Audrey Huang of Johns Hopkins University School of Medicine told TheDCNF that Johns Hopkins does not really use fetal tissues anymore and instead uses induced pluripotent stem cells, which are generated directly from adult cells. Prentice says that induced pluripotent cells were used to discover medication for the Zika virus.

Huang said that fetal tissue has become “onerous to acquire” due to regulation increases.

“As regulations increase, researchers tend to spend more time on paperwork than they do on the research itself,” Huang told TheDCNF. “Many of our researchers lean toward understanding basic mechanisms of disease/health more than developing cures (although treatments do arise from better understanding of mechanism) so the trend the last 10 years has been to move into cell systems and materials that aren’t so onerous to acquire.”

Dr. Elias Thomas Zambidis said the ban on fetal tissue will greatly harm medical progress. Zambidis is an associate professor of oncology and pediatrics at the Institute for Cell Engineering and Sidney Kimmel Comprehensive Cancer Center at the Johns Hopkins University School of Medicine.

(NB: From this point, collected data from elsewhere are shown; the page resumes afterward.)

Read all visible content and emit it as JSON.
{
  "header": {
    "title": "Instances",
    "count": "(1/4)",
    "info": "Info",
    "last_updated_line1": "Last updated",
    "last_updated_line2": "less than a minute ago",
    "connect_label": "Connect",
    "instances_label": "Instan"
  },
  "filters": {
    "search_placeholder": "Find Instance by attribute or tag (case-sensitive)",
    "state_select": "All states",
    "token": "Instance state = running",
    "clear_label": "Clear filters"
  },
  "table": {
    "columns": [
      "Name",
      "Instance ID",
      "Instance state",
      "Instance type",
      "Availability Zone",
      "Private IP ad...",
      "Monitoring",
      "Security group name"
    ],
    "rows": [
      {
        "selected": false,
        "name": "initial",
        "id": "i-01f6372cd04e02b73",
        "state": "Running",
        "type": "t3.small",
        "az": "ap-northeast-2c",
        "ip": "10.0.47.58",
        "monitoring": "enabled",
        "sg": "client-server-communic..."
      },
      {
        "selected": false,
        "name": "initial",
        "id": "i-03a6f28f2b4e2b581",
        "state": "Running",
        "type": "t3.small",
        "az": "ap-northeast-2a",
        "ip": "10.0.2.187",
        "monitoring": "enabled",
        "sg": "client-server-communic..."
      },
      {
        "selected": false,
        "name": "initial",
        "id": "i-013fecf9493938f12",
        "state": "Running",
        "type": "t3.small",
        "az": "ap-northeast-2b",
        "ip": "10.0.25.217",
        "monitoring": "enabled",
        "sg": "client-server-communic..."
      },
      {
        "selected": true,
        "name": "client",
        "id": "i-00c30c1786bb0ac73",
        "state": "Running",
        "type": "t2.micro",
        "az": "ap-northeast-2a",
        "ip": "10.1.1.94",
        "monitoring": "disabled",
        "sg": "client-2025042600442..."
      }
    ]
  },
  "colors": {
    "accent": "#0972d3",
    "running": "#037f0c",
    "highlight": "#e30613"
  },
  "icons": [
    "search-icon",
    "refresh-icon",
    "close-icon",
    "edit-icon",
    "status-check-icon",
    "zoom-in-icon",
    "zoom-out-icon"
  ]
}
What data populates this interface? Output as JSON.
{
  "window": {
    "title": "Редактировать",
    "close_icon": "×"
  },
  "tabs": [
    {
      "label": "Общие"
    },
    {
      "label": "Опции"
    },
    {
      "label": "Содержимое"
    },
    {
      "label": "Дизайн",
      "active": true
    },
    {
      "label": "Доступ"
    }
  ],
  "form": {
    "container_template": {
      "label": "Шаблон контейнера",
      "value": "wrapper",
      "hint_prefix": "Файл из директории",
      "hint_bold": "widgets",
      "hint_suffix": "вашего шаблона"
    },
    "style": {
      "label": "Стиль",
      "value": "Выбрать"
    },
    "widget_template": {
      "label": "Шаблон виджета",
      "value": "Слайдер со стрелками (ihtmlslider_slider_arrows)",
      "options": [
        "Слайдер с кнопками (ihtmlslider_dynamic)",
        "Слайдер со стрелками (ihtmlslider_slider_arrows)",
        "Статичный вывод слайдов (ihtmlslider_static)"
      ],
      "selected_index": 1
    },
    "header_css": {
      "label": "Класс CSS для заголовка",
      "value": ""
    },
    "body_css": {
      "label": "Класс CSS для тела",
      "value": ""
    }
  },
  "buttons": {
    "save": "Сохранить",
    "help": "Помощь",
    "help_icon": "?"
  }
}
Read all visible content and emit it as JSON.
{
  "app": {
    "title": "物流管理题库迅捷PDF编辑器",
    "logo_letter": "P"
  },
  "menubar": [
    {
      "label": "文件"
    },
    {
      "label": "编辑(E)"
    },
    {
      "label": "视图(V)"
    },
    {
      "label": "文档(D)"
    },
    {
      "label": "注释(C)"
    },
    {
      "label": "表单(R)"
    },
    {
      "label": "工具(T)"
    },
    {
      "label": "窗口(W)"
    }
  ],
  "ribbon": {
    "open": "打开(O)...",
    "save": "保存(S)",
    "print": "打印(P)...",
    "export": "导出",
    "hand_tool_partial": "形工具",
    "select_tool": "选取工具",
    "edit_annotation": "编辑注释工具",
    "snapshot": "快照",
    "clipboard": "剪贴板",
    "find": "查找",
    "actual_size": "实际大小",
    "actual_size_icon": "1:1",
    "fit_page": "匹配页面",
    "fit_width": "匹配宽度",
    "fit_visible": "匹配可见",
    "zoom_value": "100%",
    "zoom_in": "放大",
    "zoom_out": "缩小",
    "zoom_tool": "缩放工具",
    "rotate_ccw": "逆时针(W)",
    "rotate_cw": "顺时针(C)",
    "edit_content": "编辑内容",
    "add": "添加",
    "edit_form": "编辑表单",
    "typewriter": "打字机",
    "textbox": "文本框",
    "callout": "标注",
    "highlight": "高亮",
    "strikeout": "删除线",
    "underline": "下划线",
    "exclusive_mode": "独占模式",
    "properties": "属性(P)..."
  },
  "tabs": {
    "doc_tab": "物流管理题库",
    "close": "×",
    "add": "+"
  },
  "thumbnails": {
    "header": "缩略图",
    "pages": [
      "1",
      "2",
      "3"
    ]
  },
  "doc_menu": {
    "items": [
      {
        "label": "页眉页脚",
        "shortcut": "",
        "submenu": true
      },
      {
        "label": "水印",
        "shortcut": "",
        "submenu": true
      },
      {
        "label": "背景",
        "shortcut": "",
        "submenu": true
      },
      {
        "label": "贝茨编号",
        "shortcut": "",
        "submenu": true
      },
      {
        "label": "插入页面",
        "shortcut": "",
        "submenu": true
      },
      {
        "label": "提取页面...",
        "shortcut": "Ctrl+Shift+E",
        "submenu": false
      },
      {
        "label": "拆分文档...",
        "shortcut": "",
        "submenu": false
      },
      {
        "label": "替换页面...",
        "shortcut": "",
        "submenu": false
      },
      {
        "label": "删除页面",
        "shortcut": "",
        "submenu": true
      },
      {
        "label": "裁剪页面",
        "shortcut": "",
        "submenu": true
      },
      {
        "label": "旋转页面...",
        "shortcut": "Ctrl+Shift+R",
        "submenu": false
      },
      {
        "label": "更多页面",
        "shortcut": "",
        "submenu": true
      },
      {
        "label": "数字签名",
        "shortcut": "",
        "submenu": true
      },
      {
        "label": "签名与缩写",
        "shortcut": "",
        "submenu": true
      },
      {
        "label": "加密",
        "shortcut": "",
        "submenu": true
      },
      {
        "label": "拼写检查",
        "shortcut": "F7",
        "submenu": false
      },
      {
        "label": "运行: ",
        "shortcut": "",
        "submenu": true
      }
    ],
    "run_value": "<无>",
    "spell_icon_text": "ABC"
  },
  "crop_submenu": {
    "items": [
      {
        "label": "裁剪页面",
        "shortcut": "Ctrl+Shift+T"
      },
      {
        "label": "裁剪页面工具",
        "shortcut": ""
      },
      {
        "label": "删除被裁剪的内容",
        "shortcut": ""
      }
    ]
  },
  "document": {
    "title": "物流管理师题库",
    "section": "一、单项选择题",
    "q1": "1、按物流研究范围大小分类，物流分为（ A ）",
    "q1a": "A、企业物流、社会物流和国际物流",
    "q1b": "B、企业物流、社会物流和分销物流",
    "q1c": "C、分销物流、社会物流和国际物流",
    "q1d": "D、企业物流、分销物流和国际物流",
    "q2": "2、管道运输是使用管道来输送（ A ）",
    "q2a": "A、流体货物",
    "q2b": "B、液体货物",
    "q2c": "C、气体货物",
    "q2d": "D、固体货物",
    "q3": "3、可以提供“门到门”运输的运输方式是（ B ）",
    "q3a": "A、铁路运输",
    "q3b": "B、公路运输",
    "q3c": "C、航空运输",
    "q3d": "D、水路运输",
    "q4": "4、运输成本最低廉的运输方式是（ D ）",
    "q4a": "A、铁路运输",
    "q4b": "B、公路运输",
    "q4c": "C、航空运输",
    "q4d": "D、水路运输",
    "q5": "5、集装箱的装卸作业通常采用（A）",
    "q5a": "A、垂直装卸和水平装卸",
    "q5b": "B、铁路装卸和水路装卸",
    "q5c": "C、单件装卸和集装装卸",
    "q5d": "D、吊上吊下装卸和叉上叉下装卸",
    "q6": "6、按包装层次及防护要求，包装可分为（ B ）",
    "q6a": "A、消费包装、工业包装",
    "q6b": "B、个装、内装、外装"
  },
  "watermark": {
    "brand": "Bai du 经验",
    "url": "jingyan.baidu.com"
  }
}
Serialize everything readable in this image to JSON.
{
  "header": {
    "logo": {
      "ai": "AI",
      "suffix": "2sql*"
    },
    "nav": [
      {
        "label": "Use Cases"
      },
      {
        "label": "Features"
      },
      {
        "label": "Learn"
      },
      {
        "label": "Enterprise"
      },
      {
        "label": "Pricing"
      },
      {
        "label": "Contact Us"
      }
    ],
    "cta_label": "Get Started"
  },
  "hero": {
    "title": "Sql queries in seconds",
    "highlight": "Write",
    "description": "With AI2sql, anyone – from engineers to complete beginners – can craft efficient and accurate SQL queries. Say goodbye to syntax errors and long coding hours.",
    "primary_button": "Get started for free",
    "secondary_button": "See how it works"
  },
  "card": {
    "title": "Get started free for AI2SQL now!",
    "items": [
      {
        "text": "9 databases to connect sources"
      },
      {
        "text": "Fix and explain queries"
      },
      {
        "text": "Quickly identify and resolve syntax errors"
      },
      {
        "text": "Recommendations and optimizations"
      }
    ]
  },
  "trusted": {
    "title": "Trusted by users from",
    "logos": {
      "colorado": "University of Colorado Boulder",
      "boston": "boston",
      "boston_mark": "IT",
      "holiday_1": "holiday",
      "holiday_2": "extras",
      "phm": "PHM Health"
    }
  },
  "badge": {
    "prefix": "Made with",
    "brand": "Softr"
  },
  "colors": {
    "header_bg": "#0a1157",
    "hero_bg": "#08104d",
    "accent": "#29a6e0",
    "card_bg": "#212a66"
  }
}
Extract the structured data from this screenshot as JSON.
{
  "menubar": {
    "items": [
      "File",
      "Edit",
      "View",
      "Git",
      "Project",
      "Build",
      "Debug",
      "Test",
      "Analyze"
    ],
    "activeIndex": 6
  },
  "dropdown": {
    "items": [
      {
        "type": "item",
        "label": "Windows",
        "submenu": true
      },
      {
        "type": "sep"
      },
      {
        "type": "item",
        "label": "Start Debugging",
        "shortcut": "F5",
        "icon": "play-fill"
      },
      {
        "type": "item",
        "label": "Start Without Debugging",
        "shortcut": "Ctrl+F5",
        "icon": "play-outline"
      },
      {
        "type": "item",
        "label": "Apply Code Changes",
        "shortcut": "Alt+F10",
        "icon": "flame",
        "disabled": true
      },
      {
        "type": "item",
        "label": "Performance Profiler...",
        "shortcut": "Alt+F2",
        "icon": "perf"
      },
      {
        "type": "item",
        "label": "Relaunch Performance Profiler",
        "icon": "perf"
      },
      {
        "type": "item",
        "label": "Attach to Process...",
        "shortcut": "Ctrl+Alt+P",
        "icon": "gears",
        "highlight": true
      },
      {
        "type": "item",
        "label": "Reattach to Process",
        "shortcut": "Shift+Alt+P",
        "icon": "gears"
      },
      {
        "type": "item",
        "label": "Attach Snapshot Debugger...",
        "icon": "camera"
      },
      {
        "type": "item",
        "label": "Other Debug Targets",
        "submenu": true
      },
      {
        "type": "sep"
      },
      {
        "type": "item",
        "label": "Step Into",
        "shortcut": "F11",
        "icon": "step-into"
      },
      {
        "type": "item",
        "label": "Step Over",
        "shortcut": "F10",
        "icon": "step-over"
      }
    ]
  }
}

“The limitation of availability of fetal tissue to medical researchers is a mistake, not well-informed, and the ban will greatly harm the progress of a multitude of areas related to human health and disease,” Zambidis told TheDCNF.

The researcher said fetal tissue represents an irreplaceable source of human stem cells that cannot be found in comparable sources, including from umbilical cords and adult bone marrow cells.

“Simply stated: fetal tissues are the ‘gold standard’ for future alternatives to early stem cells with tremendous potential in regenerating the body,” Zambidis said.

Zambidis said the use of fetal tissue has benefited studies involving HIV/AIDS research, vaccines, birth defects and cancer. Prentice also mentioned studies involving each of these medical issues and noted that none of them absolutely required fetal tissue but could use tissue taken from children already born, induced pluripotent stem cells or from animal cells.

“A ban on this important resource will greatly damage the progress biomedical researchers have made in the last 80 years,” Zambidis added.

“NIH is the main funder of research for cures and funds the great majority of new approaches for eradicating disease,” Zambidis added. “If the NIH bans this critical resource, it will handicap progress, and lead to researchers relying on private funding or foundations to help them move forward. The use of fetal tissue is already limited and regulated, as it should be, and this should not necessarily change, but outright banning it will cause great harm to the progress of biomedical research.”

Sally Temple of the Neural Stem Cell Institute agrees with Zambidis that fetal tissue is irreplaceable.

“The scientific consensus is there is no adequate substitute for fetal tissues in some research areas,” Temple said. “For example, to learn how the mosquito-borne Zika virus moves from a pregnant woman’s bloodstream into her fetus and attacks the developing brain — and how to prevent that — requires studying fetal brain cells.”

HHS released a statement on Trump’s cutting of federal funding Wednesday, saying that the decision was made to promote the dignity of life and that intramural research requiring new fetal tissue will not be allowed. Currently approved extramural research projects outside of NIH will not be affected.

“Promoting the dignity of human life from conception to natural death is one of the very top priorities of President Trump’s administration,” HHS said in a statement.

“The audit and review helped inform the policy process that led to the administration’s decision to let the contract with UCSF expire and to discontinue intramural research – research conducted within the National Institutes of Health (NIH) – involving the use of human fetal tissue from elective abortion,” it added.